Bénin et Togo : une alliance énergétique pour briser la dépendance électrique
Les récentes crises énergétiques en Afrique de l’Ouest ont révélé une vulnérabilité partagée entre le Bénin et le Togo. Face aux ruptures répétées d’approvisionnement, les deux pays ont décidé de conjuguer leurs efforts pour bâtir une autonomie électrique durable et sécuriser leur essor industriel.
L’incendie survenu en avril dernier dans la sous-station ghanéenne d’Akosombo a provoqué une coupure immédiate de 1 000 mégawatts vers les réseaux togolais et béninois. Cet incident n’est pas isolé : en 2024, les défaillances du Gazoduc ouest-africain avaient déjà forcé le Togo à mobiliser 31 milliards de FCFA en urgence pour pallier le manque de gaz nigérian. Ces crises successives illustrent l’insuffisance des mécanismes régionaux, comme la Communauté Électrique du Bénin (CEB), créée en 1968, mais incapable de produire de l’électricité de manière autonome.

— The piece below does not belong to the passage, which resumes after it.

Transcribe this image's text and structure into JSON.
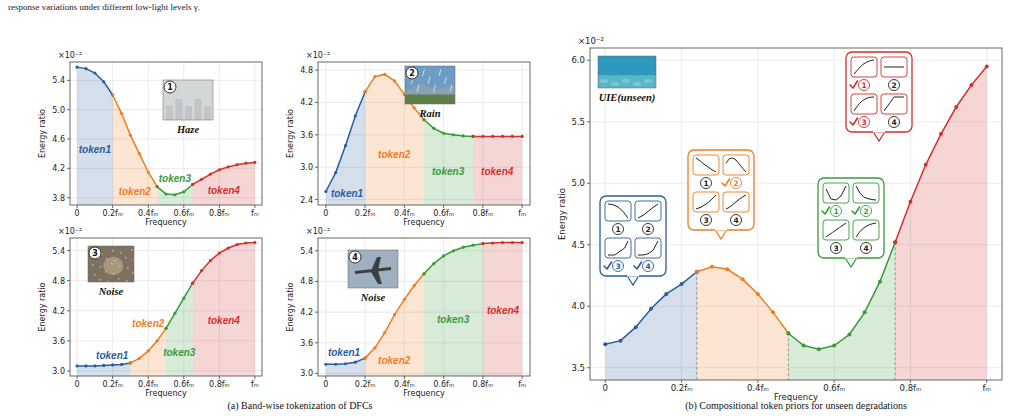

Adjarala : le projet qui pourrait tout changer
L’urgence est désormais devenue une priorité politique. Le barrage hydroélectrique d’Adjarala, sur le fleuve Mono, incarne cette ambition. Avec un investissement de 266 milliards de FCFA pour une capacité de 147 mégawatts, ce projet offre une production stable sur trente ans, tout en irriguant 14 700 hectares de terres agricoles au Togo. Pour le Bénin, cette infrastructure est cruciale pour soutenir des zones économiques majeures comme Glo-Djigbé, où plus d’1 milliard de dollars est investi dans la transformation locale du coton et du cajou. De même, la plateforme d’Adétikopé au Togo ne peut plus dépendre des aléas énergétiques extérieurs. L’union des deux pays leur permettrait de négocier avec une voix unifiée face aux investisseurs.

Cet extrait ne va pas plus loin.